Effects of Large-Scale Topography on the Ground Motions and Rupture Dynamics in the Simulation of the 1812 Wrightwood, California, Earthquake
S. MA, University of California, Santa Barbara, firstname.lastname@example.org; R. ARCHULETA, University of California, Santa Barbara, email@example.com
Surface topography has long been known to have a large effect on the ground motions. In the Los Angeles area, the San Gabriel Mountains are a macroscopic feature sitting to the north of the LA basin. The Mojave segment of the San Andreas Fault (SAF), which is believed to have caused the great 1812 Wrightwood earthquake, cuts through the range, where most part of the range lies on the southwest side of the fault. We investigate the effects of the San Gabriel Mountains 1) on the ground motions in the greater Los Angeles area and 2) on the dynamic rupture propagation of the Mojave segment of the SAF. We have simulated a kinematic rupture of the 1812 earthquake using a finite-element method. We simulated ground motions with and without true topography by incorporating the SCEC 3D velocity structure and examined the differences in ground motion purely from the inclusion of the large-scale topographic features.
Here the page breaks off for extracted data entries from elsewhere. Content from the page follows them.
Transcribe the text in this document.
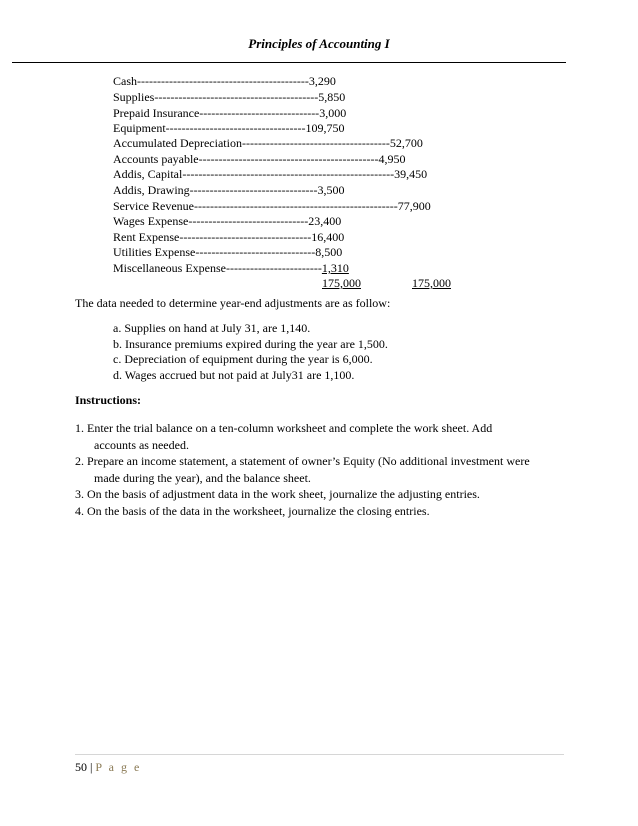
Principles of Accounting I
Cash-------------------------------------------3,290
Supplies-----------------------------------------5,850
Prepaid Insurance------------------------------3,000
Equipment-----------------------------------109,750
Accumulated Depreciation-------------------------------------52,700
Accounts payable---------------------------------------------4,950
Addis, Capital-----------------------------------------------------39,450
Addis, Drawing--------------------------------3,500
Service Revenue---------------------------------------------------77,900
Wages Expense------------------------------23,400
Rent Expense---------------------------------16,400
Utilities Expense------------------------------8,500
Miscellaneous Expense------------------------1,310
175,000	175,000
The data needed to determine year-end adjustments are as follow:
a. Supplies on hand at July 31, are 1,140.
b. Insurance premiums expired during the year are 1,500.
c. Depreciation of equipment during the year is 6,000.
d. Wages accrued but not paid at July31 are 1,100.
Instructions:
1. Enter the trial balance on a ten-column worksheet and complete the work sheet. Add
accounts as needed.
2. Prepare an income statement, a statement of owner’s Equity (No additional investment were
made during the year), and the balance sheet.
3. On the basis of adjustment data in the work sheet, journalize the adjusting entries.
4. On the basis of the data in the worksheet, journalize the closing entries.
50 | P a g e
We find that the ground motions in the LA basin barely affected by the existence of the large-scale topography. There are, however, anomalous large-amplified ground motions in the area southeast of the San Gabriel Mountains in our simulation with topography compared to one without topography. At present we have no explanation as to how the inclusion of topography leads to this amplification. We will next model a dynamic rupture source on the Mojave segment by incorporating the realistic bending fault geometry, material contrast across the fault, and true topography, making this the most complete dynamic rupture model to date. The scattered waves from large-scale topography are likely to interact with the stresses on the fault, which in turn will affect the propagation of the rupture. We investigate the effects of large mountains on both the dynamic rupture process and the resultant ground motions. The results can help us to understand how surface topography and material properties affect strong ground motion and seismic hazard in the Los Angeles area.